Many spaces he crawled through were too small for full armor, so he pushed thoughts of armor aside. The oppressive feel of being underground eroded his c
onfidence. No amount of technology could change that.
Something rasped on stone around the next bend in the tunnel. He approached and found a hole. The space became a shaft twenty feet deep before leveling out. He waited, noticing more frequent marks on the wall.
Silence.
His heart beat in his chest. He looked the way he had come, holstered his pistol, and began to climb. A Slomn was knowingly or unknowingly leading him deeper. Kin wanted to abandon his pursuit, slow as it was, but the course of the creature led toward the subterranean coordinates Becca had transmitted to him. Only a fool would ignore the coincidence.
This is crazy.
The tunnel angled down and to the right at the bottom. He looked up the shaft before continuing, wanting to return to the others and discuss a new plan.

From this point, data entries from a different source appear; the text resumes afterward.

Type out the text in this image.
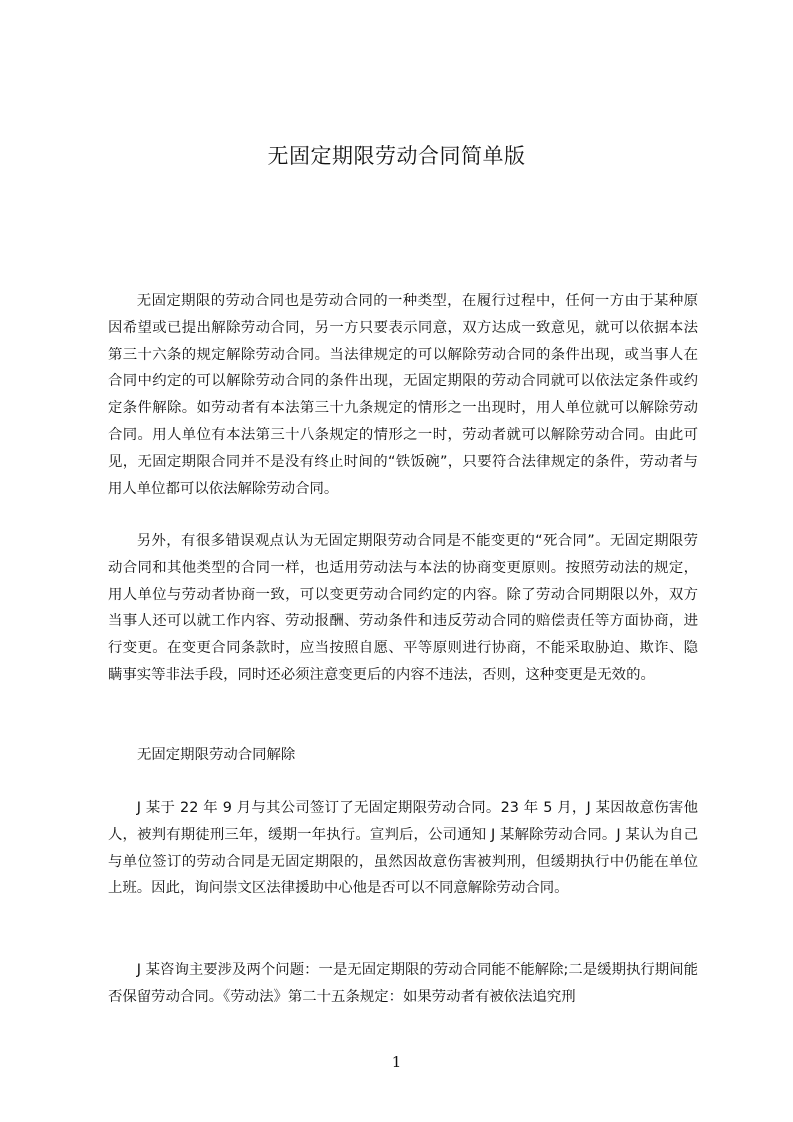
无固定期限劳动合同简单版

无固定期限的劳动合同也是劳动合同的一种类型，在履行过程中，任何一方由于某种原因希望或已提出解除劳动合同，另一方只要表示同意，双方达成一致意见，就可以依据本法第三十六条的规定解除劳动合同。当法律规定的可以解除劳动合同的条件出现，或当事人在合同中约定的可以解除劳动合同的条件出现，无固定期限的劳动合同就可以依法定条件或约定条件解除。如劳动者有本法第三十九条规定的情形之一出现时，用人单位就可以解除劳动合同。用人单位有本法第三十八条规定的情形之一时，劳动者就可以解除劳动合同。由此可见，无固定期限合同并不是没有终止时间的“铁饭碗”，只要符合法律规定的条件，劳动者与用人单位都可以依法解除劳动合同。

另外，有很多错误观点认为无固定期限劳动合同是不能变更的“死合同”。无固定期限劳动合同和其他类型的合同一样，也适用劳动法与本法的协商变更原则。按照劳动法的规定，用人单位与劳动者协商一致，可以变更劳动合同约定的内容。除了劳动合同期限以外，双方当事人还可以就工作内容、劳动报酬、劳动条件和违反劳动合同的赔偿责任等方面协商，进行变更。在变更合同条款时，应当按照自愿、平等原则进行协商，不能采取胁迫、欺诈、隐瞒事实等非法手段，同时还必须注意变更后的内容不违法，否则，这种变更是无效的。

无固定期限劳动合同解除

J 某于 22 年 9 月与其公司签订了无固定期限劳动合同。23 年 5 月，J 某因故意伤害他人，被判有期徒刑三年，缓期一年执行。宣判后，公司通知 J 某解除劳动合同。J 某认为自己与单位签订的劳动合同是无固定期限的，虽然因故意伤害被判刑，但缓期执行中仍能在单位上班。因此，询问崇文区法律援助中心他是否可以不同意解除劳动合同。

J 某咨询主要涉及两个问题：一是无固定期限的劳动合同能不能解除;二是缓期执行期间能否保留劳动合同。《劳动法》第二十五条规定：如果劳动者有被依法追究刑

1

There was nothing to do but continue.
Beyond a long, gradual curve, he came to an enormous cavern crisscrossed with bridges and ledges. Glowing walls illuminated a maze of structures below, above, and across. The farthest was perhaps one thousand meters away.
On the bridges, Slomn warriors patrolled. They seemed to ignore each other. He studied them, hoping they didn’t look toward his hiding place. A pattern emerged as he tracked their movements. Each of the half-serpent, half-man giants worked downward, bridge by bridge, ledge by ledge. He saw one enter a tunnel similar to the one Kin occupied, then emerge later through a lower opening.
He couldn’t detect the far wall. In that direction, darkness resisted the light of mineral deposits and the Slomn, who glowed like fire between their scales and their eyes, projected light in twin beams through the subterranean gloom. Shadows moved like armies, retreating when confronted by the creatures.
Fascinated, Kin watched the scene for a long time. He sipped from a water tube that connected a bladder worn on his back. Even this small movement made him nervous. He spent the time wondering how salamander men commanded both darkness and light. He wondered how they found Crashdown and why they crept through the cavern. As sleep courted his mind, he learned the answer, or at least part of the answer. I should have destroyed those wormhole beacons.